Tea ceremony, or “chado” in Japanese, may seem difficult and intimidating to learn at first. But as I recently discovered, there are so many things that can be learned from it, beyond just making and serving tea.
I started taking tea ceremony lessons last month and I am already learning so much. Here are four things I have discovered so far:
During tea ceremony classes and tea parties, “hanging scrolls” are hung up with Zen phrases written on them. These phrases are words used by Zen monks and Zen families, and they might make you aware of what you are missing at the moment. Even if you can’t read the characters, you can ask the teacher or look up the meaning later. Zen phrases can be truly inspirational and gently teach you an attitude towards life.
Tea ceremony can depend on the season, even the sweets and flowers displayed. It makes you sensitive to the small changes of the seasons, and you can appreciate the little things in life.
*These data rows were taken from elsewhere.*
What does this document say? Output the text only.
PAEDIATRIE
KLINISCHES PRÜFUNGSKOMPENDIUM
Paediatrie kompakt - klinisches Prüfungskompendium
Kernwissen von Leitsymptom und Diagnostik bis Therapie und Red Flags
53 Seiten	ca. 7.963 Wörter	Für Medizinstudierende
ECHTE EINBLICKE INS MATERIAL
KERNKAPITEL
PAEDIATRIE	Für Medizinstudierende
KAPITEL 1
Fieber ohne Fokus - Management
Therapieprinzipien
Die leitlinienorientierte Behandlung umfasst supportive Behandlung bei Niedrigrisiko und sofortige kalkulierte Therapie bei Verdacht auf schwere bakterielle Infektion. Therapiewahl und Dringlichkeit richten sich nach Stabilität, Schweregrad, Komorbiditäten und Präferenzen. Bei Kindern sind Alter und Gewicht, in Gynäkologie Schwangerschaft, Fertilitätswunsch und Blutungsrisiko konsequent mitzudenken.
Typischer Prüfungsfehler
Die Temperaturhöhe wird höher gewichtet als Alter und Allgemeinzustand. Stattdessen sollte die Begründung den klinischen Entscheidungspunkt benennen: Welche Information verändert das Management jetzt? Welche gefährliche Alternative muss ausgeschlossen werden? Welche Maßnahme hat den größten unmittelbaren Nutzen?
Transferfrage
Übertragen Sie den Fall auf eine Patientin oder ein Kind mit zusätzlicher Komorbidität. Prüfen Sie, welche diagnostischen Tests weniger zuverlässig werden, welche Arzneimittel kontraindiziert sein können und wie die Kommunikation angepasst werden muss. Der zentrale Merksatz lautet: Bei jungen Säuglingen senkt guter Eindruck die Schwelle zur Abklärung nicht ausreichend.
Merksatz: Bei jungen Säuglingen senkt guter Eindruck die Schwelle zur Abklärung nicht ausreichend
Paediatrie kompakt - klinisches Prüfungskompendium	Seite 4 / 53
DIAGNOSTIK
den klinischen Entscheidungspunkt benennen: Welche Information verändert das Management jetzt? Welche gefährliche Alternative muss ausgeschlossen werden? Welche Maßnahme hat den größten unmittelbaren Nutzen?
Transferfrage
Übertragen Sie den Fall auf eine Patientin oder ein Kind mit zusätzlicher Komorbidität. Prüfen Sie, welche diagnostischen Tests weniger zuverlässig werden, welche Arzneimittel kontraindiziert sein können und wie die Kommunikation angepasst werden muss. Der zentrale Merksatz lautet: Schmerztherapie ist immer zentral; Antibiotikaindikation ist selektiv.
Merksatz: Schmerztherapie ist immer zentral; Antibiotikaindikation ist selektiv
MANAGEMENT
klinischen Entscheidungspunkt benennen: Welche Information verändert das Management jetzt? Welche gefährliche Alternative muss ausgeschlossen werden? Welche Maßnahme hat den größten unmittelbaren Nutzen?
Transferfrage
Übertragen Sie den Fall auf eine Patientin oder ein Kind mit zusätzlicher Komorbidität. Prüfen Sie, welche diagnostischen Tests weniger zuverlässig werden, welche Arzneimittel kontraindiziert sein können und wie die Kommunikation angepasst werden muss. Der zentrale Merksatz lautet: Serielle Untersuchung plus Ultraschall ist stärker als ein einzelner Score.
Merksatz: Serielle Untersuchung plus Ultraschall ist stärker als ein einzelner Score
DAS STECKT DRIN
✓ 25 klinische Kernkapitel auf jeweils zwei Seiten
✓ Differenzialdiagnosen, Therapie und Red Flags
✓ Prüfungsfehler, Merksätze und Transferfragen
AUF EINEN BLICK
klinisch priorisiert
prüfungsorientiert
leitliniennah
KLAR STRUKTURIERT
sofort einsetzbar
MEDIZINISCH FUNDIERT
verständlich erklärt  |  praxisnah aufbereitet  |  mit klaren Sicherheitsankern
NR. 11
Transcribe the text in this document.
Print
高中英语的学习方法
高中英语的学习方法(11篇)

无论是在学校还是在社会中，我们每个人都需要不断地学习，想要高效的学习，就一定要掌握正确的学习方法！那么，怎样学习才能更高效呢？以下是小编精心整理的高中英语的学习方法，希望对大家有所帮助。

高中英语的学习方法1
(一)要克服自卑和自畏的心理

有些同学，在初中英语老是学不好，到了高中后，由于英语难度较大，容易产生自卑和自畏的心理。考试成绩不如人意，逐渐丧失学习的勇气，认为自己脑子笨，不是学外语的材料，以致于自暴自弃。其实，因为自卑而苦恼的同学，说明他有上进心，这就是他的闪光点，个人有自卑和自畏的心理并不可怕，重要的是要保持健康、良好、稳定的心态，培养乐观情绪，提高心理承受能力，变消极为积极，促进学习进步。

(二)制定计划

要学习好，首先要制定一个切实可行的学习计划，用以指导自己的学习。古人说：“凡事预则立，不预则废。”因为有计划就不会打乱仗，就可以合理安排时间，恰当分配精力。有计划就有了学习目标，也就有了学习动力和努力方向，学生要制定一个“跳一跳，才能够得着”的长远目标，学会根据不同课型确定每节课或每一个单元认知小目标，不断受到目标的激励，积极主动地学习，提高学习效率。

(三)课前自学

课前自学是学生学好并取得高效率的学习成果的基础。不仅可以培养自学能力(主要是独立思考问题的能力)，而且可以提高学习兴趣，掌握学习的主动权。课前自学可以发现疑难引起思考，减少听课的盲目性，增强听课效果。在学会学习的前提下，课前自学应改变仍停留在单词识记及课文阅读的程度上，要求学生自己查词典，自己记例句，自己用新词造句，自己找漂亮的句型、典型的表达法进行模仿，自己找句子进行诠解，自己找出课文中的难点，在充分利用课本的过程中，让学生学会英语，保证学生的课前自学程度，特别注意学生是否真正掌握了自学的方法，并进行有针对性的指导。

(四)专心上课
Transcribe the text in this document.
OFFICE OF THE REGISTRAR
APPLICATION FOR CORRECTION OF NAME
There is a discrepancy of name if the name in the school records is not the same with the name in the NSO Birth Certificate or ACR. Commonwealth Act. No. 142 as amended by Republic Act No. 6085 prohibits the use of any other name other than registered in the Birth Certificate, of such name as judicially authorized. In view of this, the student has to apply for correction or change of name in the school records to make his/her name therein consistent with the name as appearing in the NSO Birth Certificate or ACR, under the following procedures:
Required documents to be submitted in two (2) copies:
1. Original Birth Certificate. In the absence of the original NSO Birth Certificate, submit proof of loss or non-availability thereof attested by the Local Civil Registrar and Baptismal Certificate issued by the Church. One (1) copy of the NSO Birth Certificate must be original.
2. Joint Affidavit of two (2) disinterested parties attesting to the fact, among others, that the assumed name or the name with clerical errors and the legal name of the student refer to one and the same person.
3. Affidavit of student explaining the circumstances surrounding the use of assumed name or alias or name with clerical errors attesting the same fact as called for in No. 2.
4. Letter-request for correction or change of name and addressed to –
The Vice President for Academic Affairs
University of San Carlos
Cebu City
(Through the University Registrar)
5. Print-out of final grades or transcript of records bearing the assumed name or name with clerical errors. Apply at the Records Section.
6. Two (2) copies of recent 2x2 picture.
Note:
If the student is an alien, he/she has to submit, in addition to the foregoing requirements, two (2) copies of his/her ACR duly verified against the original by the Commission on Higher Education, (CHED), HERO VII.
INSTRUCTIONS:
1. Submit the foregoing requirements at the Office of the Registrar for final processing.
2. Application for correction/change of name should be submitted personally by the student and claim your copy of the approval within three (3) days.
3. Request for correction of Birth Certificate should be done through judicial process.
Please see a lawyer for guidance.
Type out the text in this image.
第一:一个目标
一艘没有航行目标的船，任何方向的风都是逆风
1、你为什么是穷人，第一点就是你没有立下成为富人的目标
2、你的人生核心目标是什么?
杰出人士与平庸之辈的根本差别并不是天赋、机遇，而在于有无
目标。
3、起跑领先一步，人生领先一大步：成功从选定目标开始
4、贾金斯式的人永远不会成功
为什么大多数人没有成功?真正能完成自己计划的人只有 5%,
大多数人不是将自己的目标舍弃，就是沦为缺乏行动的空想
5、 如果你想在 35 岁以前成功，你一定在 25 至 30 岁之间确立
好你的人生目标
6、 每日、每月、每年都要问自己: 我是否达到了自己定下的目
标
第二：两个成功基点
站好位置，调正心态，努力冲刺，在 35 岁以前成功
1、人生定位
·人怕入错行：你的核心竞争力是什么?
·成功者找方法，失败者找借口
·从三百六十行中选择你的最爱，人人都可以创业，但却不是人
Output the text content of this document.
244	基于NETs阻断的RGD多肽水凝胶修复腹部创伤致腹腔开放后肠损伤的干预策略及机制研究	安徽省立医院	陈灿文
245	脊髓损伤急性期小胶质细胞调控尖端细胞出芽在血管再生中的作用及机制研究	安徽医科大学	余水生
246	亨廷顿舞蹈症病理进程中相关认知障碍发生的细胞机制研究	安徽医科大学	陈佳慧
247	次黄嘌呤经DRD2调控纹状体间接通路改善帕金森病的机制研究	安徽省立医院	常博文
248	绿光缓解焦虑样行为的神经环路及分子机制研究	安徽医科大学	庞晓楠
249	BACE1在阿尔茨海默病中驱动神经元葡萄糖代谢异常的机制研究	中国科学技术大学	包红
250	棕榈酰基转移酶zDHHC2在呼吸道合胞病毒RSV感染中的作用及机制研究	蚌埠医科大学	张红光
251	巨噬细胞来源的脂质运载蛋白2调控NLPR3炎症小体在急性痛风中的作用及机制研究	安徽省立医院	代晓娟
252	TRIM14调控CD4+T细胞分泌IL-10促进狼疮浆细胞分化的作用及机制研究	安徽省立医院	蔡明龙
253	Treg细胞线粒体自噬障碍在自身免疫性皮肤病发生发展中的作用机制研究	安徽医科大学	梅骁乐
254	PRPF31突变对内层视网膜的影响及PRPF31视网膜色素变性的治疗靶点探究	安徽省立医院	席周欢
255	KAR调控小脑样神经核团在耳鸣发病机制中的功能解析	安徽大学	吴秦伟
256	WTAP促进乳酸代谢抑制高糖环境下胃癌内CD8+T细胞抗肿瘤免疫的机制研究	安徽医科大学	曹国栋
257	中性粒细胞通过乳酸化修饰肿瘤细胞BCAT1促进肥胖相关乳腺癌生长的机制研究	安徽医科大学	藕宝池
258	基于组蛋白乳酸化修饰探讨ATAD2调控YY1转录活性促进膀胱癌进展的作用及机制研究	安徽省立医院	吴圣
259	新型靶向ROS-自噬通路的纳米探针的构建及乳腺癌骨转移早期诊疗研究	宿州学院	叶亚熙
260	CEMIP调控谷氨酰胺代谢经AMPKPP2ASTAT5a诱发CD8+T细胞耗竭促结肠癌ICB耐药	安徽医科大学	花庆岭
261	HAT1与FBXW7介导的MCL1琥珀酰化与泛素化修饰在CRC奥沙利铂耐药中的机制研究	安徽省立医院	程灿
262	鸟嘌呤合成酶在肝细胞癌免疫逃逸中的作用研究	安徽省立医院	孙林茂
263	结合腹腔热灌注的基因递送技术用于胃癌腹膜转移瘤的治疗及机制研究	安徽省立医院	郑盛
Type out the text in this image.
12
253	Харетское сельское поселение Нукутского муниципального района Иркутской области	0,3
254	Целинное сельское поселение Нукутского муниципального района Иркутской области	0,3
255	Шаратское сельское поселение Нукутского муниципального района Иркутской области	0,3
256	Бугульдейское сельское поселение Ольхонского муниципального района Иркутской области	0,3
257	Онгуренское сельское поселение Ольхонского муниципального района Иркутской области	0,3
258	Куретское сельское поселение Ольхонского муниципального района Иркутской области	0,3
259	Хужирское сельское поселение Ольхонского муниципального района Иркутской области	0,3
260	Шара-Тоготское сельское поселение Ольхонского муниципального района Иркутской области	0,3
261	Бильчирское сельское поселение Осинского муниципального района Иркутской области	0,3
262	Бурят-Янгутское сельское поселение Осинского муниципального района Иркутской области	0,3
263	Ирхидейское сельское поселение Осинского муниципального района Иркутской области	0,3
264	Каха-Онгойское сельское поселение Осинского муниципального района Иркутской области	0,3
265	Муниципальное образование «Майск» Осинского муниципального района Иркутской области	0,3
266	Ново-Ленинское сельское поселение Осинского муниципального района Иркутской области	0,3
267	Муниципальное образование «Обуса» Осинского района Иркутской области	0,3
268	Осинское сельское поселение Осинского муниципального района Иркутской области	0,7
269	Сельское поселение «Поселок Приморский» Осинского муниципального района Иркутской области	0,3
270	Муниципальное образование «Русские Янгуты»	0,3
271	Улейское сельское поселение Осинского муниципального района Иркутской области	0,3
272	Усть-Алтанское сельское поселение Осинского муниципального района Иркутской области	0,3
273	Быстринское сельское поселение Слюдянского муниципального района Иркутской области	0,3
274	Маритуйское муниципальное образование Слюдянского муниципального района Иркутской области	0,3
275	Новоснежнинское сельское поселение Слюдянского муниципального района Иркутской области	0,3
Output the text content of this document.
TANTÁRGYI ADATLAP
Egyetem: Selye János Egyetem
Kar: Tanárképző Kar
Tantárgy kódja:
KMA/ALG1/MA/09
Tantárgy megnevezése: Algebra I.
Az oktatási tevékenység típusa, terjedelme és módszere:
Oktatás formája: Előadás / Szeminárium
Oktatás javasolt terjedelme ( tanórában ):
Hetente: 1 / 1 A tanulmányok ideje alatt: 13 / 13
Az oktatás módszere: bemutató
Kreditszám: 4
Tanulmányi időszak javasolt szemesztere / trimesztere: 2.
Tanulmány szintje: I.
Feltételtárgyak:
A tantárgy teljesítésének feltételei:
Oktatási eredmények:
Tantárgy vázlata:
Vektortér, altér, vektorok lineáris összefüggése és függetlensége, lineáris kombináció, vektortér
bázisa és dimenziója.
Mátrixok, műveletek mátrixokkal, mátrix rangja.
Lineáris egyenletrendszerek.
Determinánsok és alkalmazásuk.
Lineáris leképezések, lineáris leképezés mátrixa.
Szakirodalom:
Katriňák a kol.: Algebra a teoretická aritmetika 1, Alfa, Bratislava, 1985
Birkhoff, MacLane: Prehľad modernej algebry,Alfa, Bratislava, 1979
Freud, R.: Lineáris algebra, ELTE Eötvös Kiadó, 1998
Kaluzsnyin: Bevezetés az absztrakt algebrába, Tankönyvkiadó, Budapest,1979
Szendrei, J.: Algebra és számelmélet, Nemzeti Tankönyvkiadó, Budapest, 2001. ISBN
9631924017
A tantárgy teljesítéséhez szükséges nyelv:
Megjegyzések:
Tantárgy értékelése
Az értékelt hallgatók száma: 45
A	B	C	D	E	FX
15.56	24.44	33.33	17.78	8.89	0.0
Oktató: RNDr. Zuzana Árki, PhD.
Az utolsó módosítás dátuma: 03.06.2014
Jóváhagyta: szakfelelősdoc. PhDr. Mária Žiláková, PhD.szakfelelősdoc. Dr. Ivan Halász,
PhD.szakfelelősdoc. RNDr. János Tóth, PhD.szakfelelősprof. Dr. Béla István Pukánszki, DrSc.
Even if you’re not doing tea ceremony, if you’re having tea at a cafe and there are seasonal items next to the register, don’t you think, “Aw, that’s cute and lovely!”?
For those who do tea ceremony, wearing a kimono is an essential item. It’s fascinating to see people doing tea ceremony in kimonos and I always wanted to try it. Little did I know that there are types of kimonos, the names of the parts, and the changing of clothes. I still have a lot to learn about how to wear a kimono, but I’m excited to try out the kimono lifestyle.
Tea ceremony is not just about making and serving tea, it’s also about appreciating nature. Wildflowers are displayed in the tokonoma, a small alcove in the tea room. These flowers are called “cha-bana” and they play an important role in tea ceremony. Even if you’re in an urban area, you might see mountain peppers planted in banks or other wildflowers in your neighborhood. Natural flowers are often modest, but knowing about tea flowers through tea ceremony, you become able to enjoy and appreciate them.
These are just a few things I’ve learned about the world through tea ceremony. It may seem like a lot to take in, but remember that no one is perfect. Everyone is just trying to learn and enjoy the art of tea ceremony together.